Emerson Global Marketing Communications and Advertising (GMCA) graduate students traveled to China this summer, to take part in a four-credit course called Global Marketing International Practicum. Offered to GMCA students in place of an international internship requirement, the course is in its second year and allows students to put into practice many of the concepts they learn in the classroom.

While in China, students visted cultural and historic sites, including several palaces and gardens.

Accompanied by GMCA program director Thomas Vogel, 14 students traveled to Beijing and Shanghai for three and a half weeks to learn about China’s media and marketing industries. The course had three components: lectures and discussions about Chinese communication and culture at the Communications University of China (CUC), trips to Chinese media and communication companies that include meetings with their leaders, and trips to Chinese cultural sites.

Vogel said that the program takes place in China because it’s “probably the least familiar culture from most of our students’ prior experiences, and it’s also one of the key growing markets— the market that most alumni from our program won’t be able to not get involved with.”

Some of the companies the Emersonians visited included Doyle Dane Bernbach Shanghai, one of the world's leading advertising agencies, Edelman in Shanghai, one of the world's leading public relations company, and Mediaman Shanghai, a mid-sized, privately owned digital marketing agency. Students also saw cultural sites such as the Great Wall and The National Museum of China, among many others.

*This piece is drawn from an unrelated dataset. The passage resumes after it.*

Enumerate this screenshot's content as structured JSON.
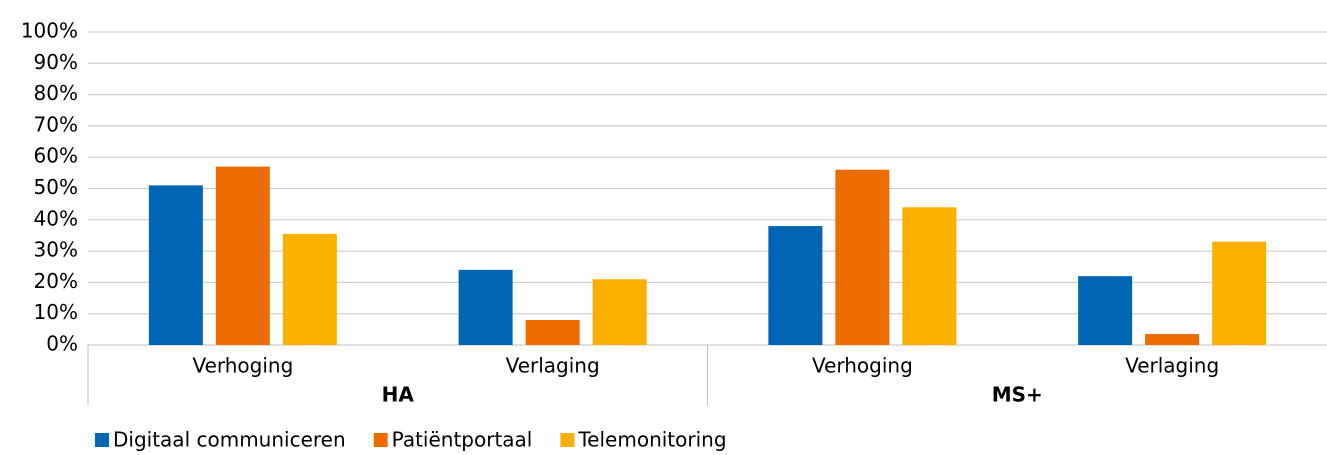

One student participant, Siobhan O’Shaughnessy, said her experience in China was “invaluable.”

“We had the opportunity to be in the boardroom with Chinese directors and managers and saw these nuanced things that you can’t learn in the classroom,” she said, “like the communication style of Chinese people and the interaction between managers and subordinates in China. There, it’s very clearly stratified; you clearly know who’s in charge, …and if you’re a professional doing business with Chinese professionals you have to be fluent in these things.”

Vogel agreed that students were able to learn cultural cues that can only be understood by visiting the country. “In China, the cultural differences strip students of all their communication skills and they literally have to learn everything new,” he said. “Everyday things, like waiting in line for example, are different in China. Our notions of personal space are not at all in place there, and cutting people in line isn’t considered impolite.”

The CUC is a noted university in the information and communication fields in China and is known as the cradle of the country’s broadcasting and television industry. Emerson has collaborated with the CUC on several projects in the last decade. Projects have included visiting scholar opportunities, student exchange programs, and a program that allowed Emerson students to work for the Olympic News Service during the 2008 Beijing Summer Olympics.